John leaves school to go home. He walks 6 blocks North and then 8 blocks west. How far is John from the school?

Answer 1

We must recall the Pythagoras' theorem.

Pythagoras' theorem states that for all right-angled triangles, 'The square on the hypotenuse is equal to the sum of the squares on the other two sides'.

The hypotenuse is the longest side of a right triangle.

Given:

Distance walked by John in the north direction$=8$ blocks

Distance walked by John in the west direction$=6$ blocks

Clearly, these are perpendicular to each other.

Here, Using the Pythagoras' theorem,

$AC^{2} =AB^{2}+BC^{2} \\ \implies AC^{2} =8^{2}+6^{2} \\ \implies AC^{2} =64+36 \\ \implies AC^{2} =100\\ \implies AC =\sqrt{100} \\ \implies AC=10$

Hence the distance between the school and John's home is $10$ blocks

Answer 2

Given,

John walks 6blocks to the North.

Then walks 8blocks to the West.

To Find,

The distance between school and john's position.

Solution,

John is going to the house from the school.

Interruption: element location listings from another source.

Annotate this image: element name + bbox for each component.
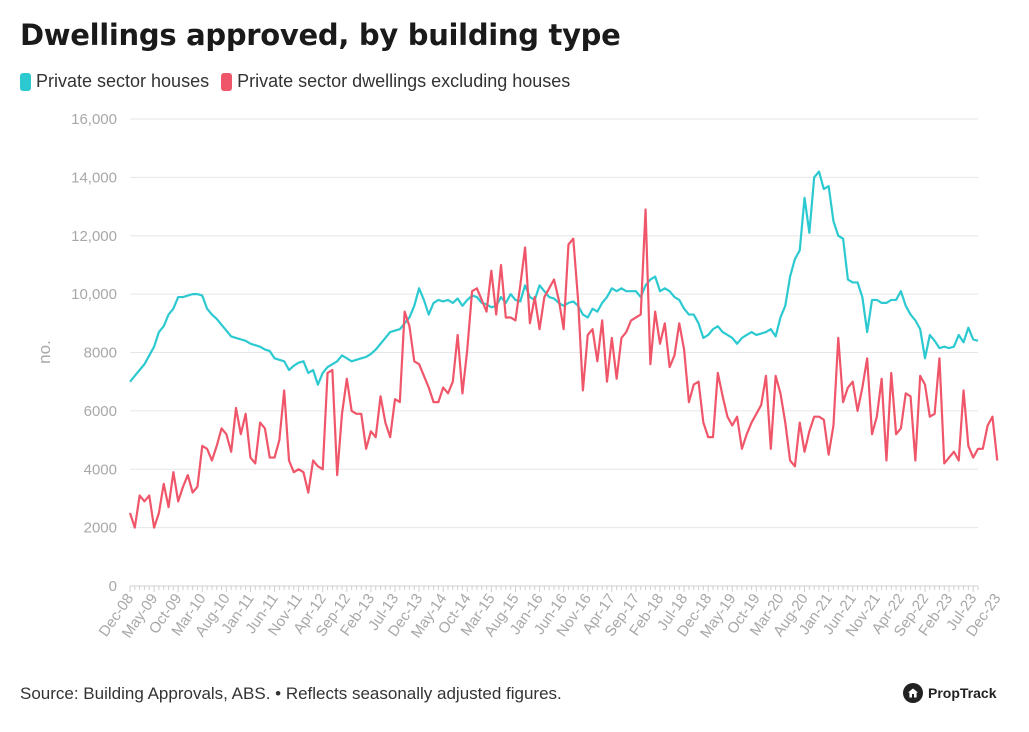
series-line-houses [129, 170, 979, 386]
brand-logo: PropTrack [903, 683, 996, 703]
y-axis: 0 2000 4000 6000 8000 10,000 12,000 14,000 16,00… [71, 111, 117, 595]
legend-item-houses[interactable]: Private sector houses [20, 71, 209, 92]
y-tick-label: 16,000 [71, 111, 117, 128]
legend-label-other: Private sector dwellings excluding house… [237, 71, 571, 91]
chart-title: Dwellings approved, by building type [20, 18, 621, 52]
legend-item-other[interactable]: Private sector dwellings excluding house… [221, 71, 570, 92]
y-tick-label: 4000 [84, 461, 117, 478]
x-axis: Dec-08May-09Oct-09Mar-10Aug-10Jan-11Jun-… [96, 586, 1005, 641]
series-line-other [128, 208, 999, 529]
y-axis-label: no. [35, 340, 54, 364]
chart-legend: Private sector houses Private sector dwe… [20, 71, 570, 92]
source-note: Source: Building Approvals, ABS. • Refle… [20, 684, 562, 703]
legend-swatch-houses [20, 72, 31, 91]
home-icon [903, 683, 923, 703]
legend-label-houses: Private sector houses [36, 71, 210, 91]
y-tick-label: 12,000 [71, 228, 117, 245]
legend-swatch-other [221, 72, 233, 91]
y-tick-label: 8000 [84, 345, 117, 362]
y-tick-label: 10,000 [71, 286, 117, 303]
y-tick-label: 14,000 [71, 169, 117, 186]
y-tick-label: 2000 [84, 520, 117, 537]
y-tick-label: 6000 [84, 403, 117, 420]
gridlines [130, 118, 978, 587]
series-lines [128, 170, 999, 529]
y-tick-label: 0 [109, 578, 117, 595]
brand-name: PropTrack [928, 685, 997, 701]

He covered 6block to the North direction.

And traveled 8block to the west direction.

In the given figure,

We need to find the third side of the triangle.

From the Pythagorean theorem,

AC² = AB²+BC²

AC² = 6²+8²

AC² = 36 + 64

AC² = 100

AC = √100.

AC = 10blocks.

Hence, 10blocks is the distance between the school and John.